Objective: In this experiment, the phase synchronization oscillation activity of local field potential (LFPs) was observed in the primary motor cortex (M1) and striatum after exercise-induced fatigue of rats. In combination with the changes of DA signal system, the role of corticostriatal pathway electrical signal coding in the central regulation of exercise-induced fatigue and the effect of nigrostriatal DA system on it were investigated. Methods: Wistar rats were used to establish the model of exercise-induced fatigue. The rats were divided into control group (CG) , 7 days fatigue group (7 FG) and 24 hour recovery group (24 RG) . We used in vivo multichannel recording technology to record electrical activity in the M1 and striatum of rats and observed the electrophysiological changes. The coherence of M1 and striatal synchronization oscillations was also analyzed. We also detected the expression of DA receptor and related transporter proteins in the dorsolateral striatum before and after exercise-induced fatigue by immunohistochemistry.

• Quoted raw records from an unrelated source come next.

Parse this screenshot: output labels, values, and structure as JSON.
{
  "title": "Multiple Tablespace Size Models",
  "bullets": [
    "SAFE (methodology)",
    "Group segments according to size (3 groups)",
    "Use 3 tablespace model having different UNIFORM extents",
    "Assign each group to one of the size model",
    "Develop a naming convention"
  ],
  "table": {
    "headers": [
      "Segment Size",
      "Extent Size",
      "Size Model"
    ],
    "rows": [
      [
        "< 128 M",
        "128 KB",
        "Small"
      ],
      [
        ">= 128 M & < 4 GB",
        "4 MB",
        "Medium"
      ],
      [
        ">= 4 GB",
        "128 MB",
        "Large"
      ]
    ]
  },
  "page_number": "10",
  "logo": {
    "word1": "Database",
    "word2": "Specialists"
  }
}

Results: 1) Electrophysiological parameters of M1 and striatum show that power spectral density of α and β band was higher in 7 FG than CG rats (P<0.05) ; After 24 hours of recovery, the PSD value decreased significantly compared with the 7 FG (P<0.05) ; And the coherence value and phase index of β oscillation between motor cortical and striatal was both increased in 7 FG (P<0.05) ; The coefficient of coherence and the STWA ratio in the 24 RG were significantly decreased than 7 FG (P<0.05) ; 2) Compared with CG, the expression of D2DR protein in 7 FG was significantly decreased (P<0.05) while the VMAT2 was significantly increased P<0.05) in the dorsolateral striatum; And the D1DR of the 24 RG was significantly lower than that in the 7 FG (P<0.05) . Conclusion: After exercise-induced fatigue, the reduction of D2DR may be one of the reasons for the changes in the thickness of the postsynaptic density. The activity of GABA in the striatum is enhanced, and feedback to the cortex, resulting in the change of the comprehensive information of the cortex, thus affecting the behavior ability of the rat. It is suggested that alterations in electrical signals may be one of the causes of exercise-induced fatigue symptoms. D2DR, as the key receptor of DA signal system, may be a target for exercise-induced fatigue.